Natural History Museum, Security Cameras 10 & 11: Five Years After Our Birth
You’ve probably seen the anatomical exhibits. The ones with real human bodies on display, the form of man in exquisite physical detail beneath gothic atriums that somehow don’t distract from the humanity on the ground. This is where you can window shop like the gods.
In one room a score of skeletons, bleached white, skulls staring back at you with empty eye sockets, curved ribs cradling air. Clusters of tiny bones in the metacarpals make you consider your own hand, wonder at the delicate complexity, give you a sort of surrogate x-ray vision.
In the muscle room, a woman frozen mid-sprint. A man with core and torso torqued, winding up for a javelin throw. In every case a body stripped of skin to reveal the corded flesh beneath, wires in pink and red and beige bundled into cables that flow over and into one another.

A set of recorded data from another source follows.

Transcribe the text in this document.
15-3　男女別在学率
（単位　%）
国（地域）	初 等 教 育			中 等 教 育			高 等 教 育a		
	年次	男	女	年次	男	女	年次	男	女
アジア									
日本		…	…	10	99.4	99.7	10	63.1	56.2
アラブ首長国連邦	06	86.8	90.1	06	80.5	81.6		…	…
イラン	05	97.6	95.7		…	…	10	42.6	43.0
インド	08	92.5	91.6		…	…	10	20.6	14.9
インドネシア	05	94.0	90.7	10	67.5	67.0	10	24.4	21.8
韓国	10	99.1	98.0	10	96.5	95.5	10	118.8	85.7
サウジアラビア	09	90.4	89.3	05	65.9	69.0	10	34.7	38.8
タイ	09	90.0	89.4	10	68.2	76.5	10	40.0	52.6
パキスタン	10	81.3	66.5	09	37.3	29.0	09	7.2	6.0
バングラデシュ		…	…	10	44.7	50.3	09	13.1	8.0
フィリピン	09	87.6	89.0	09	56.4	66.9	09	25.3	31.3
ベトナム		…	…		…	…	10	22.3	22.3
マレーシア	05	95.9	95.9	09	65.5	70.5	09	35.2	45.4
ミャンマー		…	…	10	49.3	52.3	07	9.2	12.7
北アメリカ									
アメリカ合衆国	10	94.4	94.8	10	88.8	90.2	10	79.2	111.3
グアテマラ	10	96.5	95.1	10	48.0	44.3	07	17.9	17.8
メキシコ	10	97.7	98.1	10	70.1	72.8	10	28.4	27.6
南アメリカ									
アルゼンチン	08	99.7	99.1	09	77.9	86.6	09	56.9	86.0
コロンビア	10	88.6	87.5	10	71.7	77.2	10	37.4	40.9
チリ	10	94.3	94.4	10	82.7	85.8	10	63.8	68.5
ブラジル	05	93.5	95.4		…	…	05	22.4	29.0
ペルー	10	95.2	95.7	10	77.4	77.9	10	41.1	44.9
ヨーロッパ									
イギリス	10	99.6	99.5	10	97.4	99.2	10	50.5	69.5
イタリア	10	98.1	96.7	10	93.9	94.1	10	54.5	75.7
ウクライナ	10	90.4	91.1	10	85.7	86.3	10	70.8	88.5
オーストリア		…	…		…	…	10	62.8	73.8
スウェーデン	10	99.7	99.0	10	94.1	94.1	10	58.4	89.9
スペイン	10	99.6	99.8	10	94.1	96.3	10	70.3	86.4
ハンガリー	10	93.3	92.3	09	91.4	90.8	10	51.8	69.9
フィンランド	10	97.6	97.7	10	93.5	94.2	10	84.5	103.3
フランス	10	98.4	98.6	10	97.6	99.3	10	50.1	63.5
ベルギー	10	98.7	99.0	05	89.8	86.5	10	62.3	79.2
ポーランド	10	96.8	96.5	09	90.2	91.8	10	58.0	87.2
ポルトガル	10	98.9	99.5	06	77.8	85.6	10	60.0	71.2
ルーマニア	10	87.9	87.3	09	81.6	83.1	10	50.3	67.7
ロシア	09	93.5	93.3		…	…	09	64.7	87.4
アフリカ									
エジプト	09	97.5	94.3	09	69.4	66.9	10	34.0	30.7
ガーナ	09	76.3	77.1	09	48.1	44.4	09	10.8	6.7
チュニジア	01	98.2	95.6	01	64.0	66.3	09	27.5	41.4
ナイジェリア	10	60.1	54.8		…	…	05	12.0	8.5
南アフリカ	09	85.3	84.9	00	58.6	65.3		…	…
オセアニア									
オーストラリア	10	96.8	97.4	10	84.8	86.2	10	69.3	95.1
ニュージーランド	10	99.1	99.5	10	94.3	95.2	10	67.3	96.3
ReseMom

The exhibit is repulsive and compelling. What you see are systems that are meant to operate in dark silence beneath the skin, and their exposure is associated with violence. A freak accident, and suddenly a shard of bone protrudes from the arm. You turn away. But you probably turn back. The replay gets a million views on LifeStream, ten million. What you see in each room feels instinctively like something to be covered, to be avoided or fixed. Also something too fascinating to ignore.
This is the tension in that exhibit, and so I trust you will recognize something similar when I introduce you to Dr. Jackal’s subterranean lab. The one beneath his official lab, tucked within a fold of architecture a couple of stories below ground.